I have watched how the recovery narrative has been promoted in the financial media and among confident economists and analysts.
To help individuals thoroughly consider their direction, here are the counterarguments against the over-idealistic recovery-narrative.
US Non Farm Payrolls
The consumer is the most significant driver of the U.S. economy (70% of U.S. Gross domestic product), and the greatest supporter of that is jobs. Private job increases jumped throughout the spring and it has since recuperated slightly. Now it has really slowed.
Total nonfarm payroll employment rose by 1.4 million in August 2020, following larger increases in the prior 3 months. In August, nonfarm employment was below its February level by 11.5 million, or 7.6 percent.
AND while the pace of corporate liquidations has eased, corporate insolvencies saw their greatest ever increment in August. This makes any further imminent improvements in employment unlikely.
What is amazing is that even as the number of employment opportunities flooded by more than 600K, there was a startlingly plunge in recruiting, and after the BLS announced of 7 million recruits in June, in July this number out of the blue plunged by a record 1.183 million to simply 5.787 million in July, the most reduced since April.
China Industrial Production
In the 2nd largest economy, industrial production unexpectedly fell in January and February, and we have not seen any bounce yet to pre-Corona levels. With the current growth of 4-5%, it will take until around Christmas to arrive at the level where it was before the pandemic (in December 2019).
Euro Zone Industrial Sentiment
The Euro Zone was in recession in Q4 2019 before the pandemic. There are likewise not many indications of a genuine recovery in the area, reflected, for instance, in fallen industrial sentiment, which has not recovered. This will have adverse consequences for the banking sector which is already weak. What’s even worse is deflation has hit Europe.

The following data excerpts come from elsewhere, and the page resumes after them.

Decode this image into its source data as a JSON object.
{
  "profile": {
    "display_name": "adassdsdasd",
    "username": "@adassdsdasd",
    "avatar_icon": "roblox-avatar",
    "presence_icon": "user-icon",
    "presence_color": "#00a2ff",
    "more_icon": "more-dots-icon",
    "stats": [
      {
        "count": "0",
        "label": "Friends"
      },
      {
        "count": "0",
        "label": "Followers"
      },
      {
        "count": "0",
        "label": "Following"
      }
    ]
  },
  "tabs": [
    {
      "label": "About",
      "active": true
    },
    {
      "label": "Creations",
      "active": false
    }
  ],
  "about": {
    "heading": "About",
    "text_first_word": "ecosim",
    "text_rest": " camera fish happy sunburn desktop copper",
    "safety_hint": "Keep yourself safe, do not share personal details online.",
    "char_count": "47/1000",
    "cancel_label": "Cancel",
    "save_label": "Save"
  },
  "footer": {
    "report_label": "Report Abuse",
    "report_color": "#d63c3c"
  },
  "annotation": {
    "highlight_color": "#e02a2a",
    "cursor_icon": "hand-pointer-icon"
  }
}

Deflation arrives in Europe
Stimulus So Far
The issue overlooked in the recovery-narrative is that whatever lackluster recovery there is has only been achieved by truly colossal levels of fiscal and monetary stimulus.
The balance sheet of the Federal Reserve has also exploded from little over $4 trillion to over $7 trillion in just a few months.

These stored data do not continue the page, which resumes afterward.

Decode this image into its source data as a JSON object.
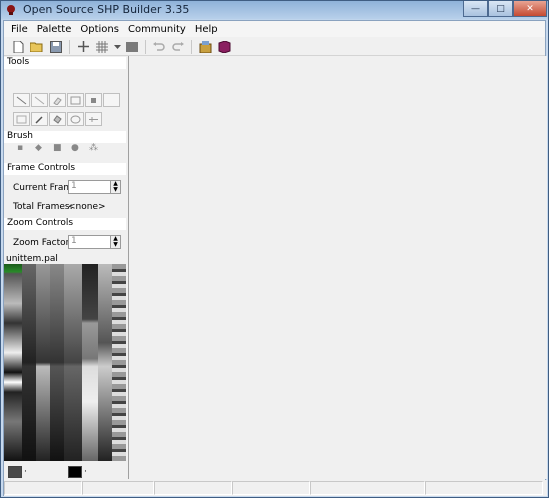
{
  "window": {
    "title": "Open Source SHP Builder 3.35",
    "controls": [
      "—",
      "□",
      "✕"
    ]
  },
  "menu": [
    "File",
    "Palette",
    "Options",
    "Community",
    "Help"
  ],
  "toolbar": {
    "icons": [
      "new-icon",
      "open-icon",
      "save-icon",
      "add-icon",
      "grid-icon",
      "dropdown-icon",
      "display-icon",
      "undo-icon",
      "redo-icon",
      "package-icon",
      "book-icon"
    ]
  },
  "panel": {
    "tools_label": "Tools",
    "brush_label": "Brush",
    "frame_controls_label": "Frame Controls",
    "current_frame_label": "Current Frame",
    "current_frame_value": "1",
    "total_frames_label": "Total Frames:",
    "total_frames_value": "<none>",
    "zoom_controls_label": "Zoom Controls",
    "zoom_factor_label": "Zoom Factor",
    "zoom_factor_value": "1",
    "palette_name": "unittem.pal",
    "swatch_left_label": "·",
    "swatch_right_label": "·",
    "swatch_left_color": "#4a4a4a",
    "swatch_right_color": "#000000"
  },
  "status": [
    "",
    "",
    "",
    "",
    "",
    ""
  ]
}
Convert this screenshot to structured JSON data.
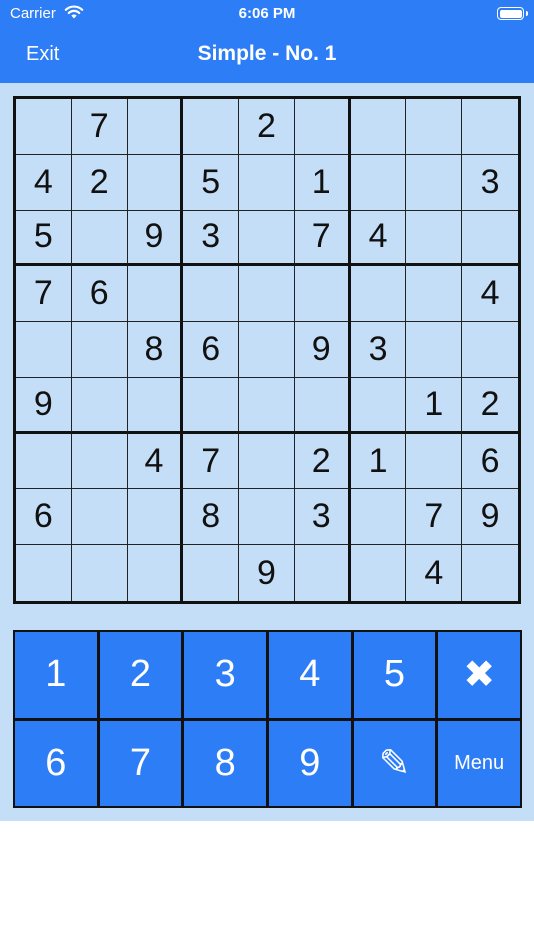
{
  "status": {
    "carrier": "Carrier",
    "time": "6:06 PM"
  },
  "nav": {
    "exit_label": "Exit",
    "title": "Simple - No. 1"
  },
  "board": {
    "grid": [
      [
        "",
        "7",
        "",
        "",
        "2",
        "",
        "",
        "",
        ""
      ],
      [
        "4",
        "2",
        "",
        "5",
        "",
        "1",
        "",
        "",
        "3"
      ],
      [
        "5",
        "",
        "9",
        "3",
        "",
        "7",
        "4",
        "",
        ""
      ],
      [
        "7",
        "6",
        "",
        "",
        "",
        "",
        "",
        "",
        "4"
      ],
      [
        "",
        "",
        "8",
        "6",
        "",
        "9",
        "3",
        "",
        ""
      ],
      [
        "9",
        "",
        "",
        "",
        "",
        "",
        "",
        "1",
        "2"
      ],
      [
        "",
        "",
        "4",
        "7",
        "",
        "2",
        "1",
        "",
        "6"
      ],
      [
        "6",
        "",
        "",
        "8",
        "",
        "3",
        "",
        "7",
        "9"
      ],
      [
        "",
        "",
        "",
        "",
        "9",
        "",
        "",
        "4",
        ""
      ]
    ]
  },
  "keypad": {
    "keys": [
      "1",
      "2",
      "3",
      "4",
      "5",
      "✖",
      "6",
      "7",
      "8",
      "9",
      "✎",
      "Menu"
    ],
    "key_names": [
      "key-1",
      "key-2",
      "key-3",
      "key-4",
      "key-5",
      "clear-icon",
      "key-6",
      "key-7",
      "key-8",
      "key-9",
      "pencil-icon",
      "menu-button"
    ]
  },
  "colors": {
    "accent": "#2d7df6",
    "board_bg": "#c5def8",
    "grid_line": "#111111"
  }
}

Stimulus in China has also broken records.
By the end of July, aggregate financing reached an astonishing $3.3 trillion, easily topping the previous record of $2 trillion set in 2019.

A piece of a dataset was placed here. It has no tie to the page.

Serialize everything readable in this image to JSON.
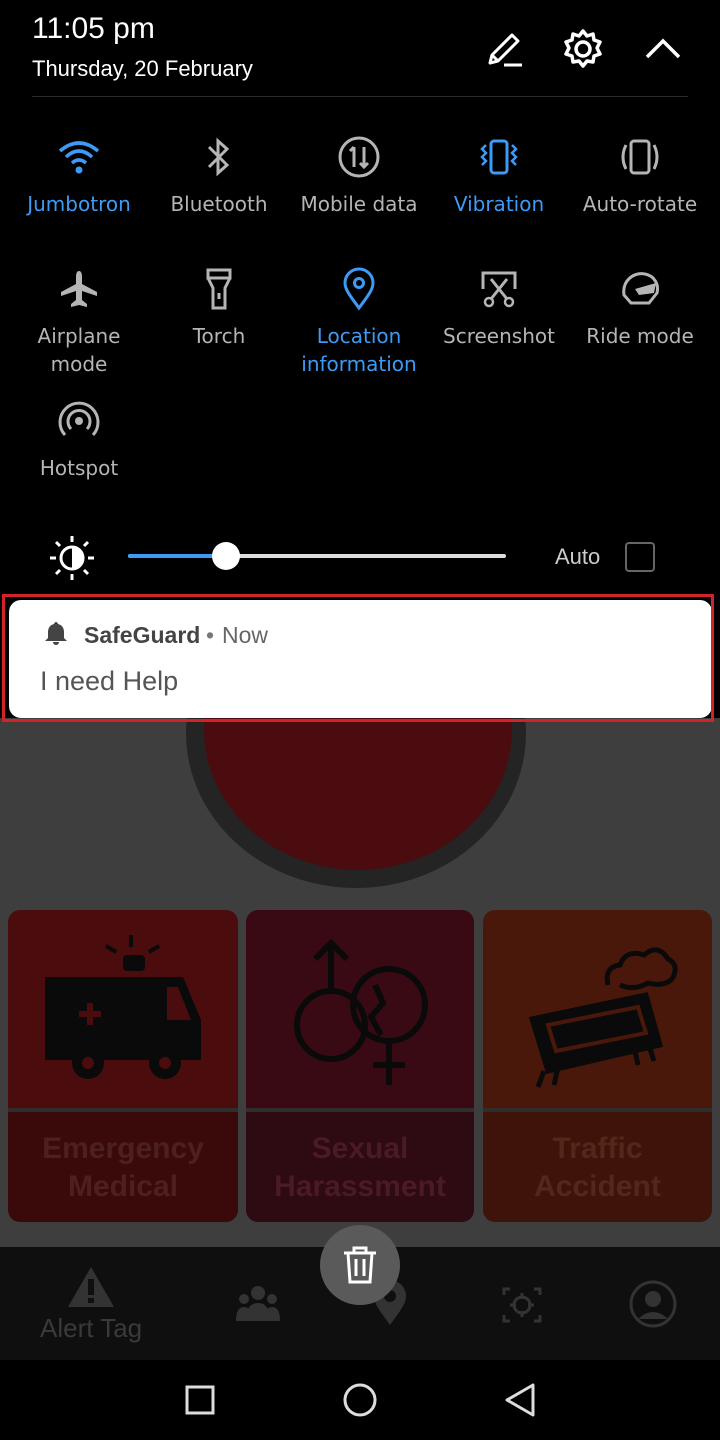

The situation can only be characterized as a business cycle artificially extended through monetary stimulation leading to excessive financial speculation.
What happens when the stimulus evaporates?
Yesterday, IMF Officials weighed in on the global recovery.
“This crisis, however, is far from over,” they said. “The recovery remains very fragile and uneven across regions and sectors. To ensure that the recovery continues, it is essential that support not be prematurely withdrawn.’
Some Good News
From the CDC, this graph illustrates that all pandemics have a limited lifespan.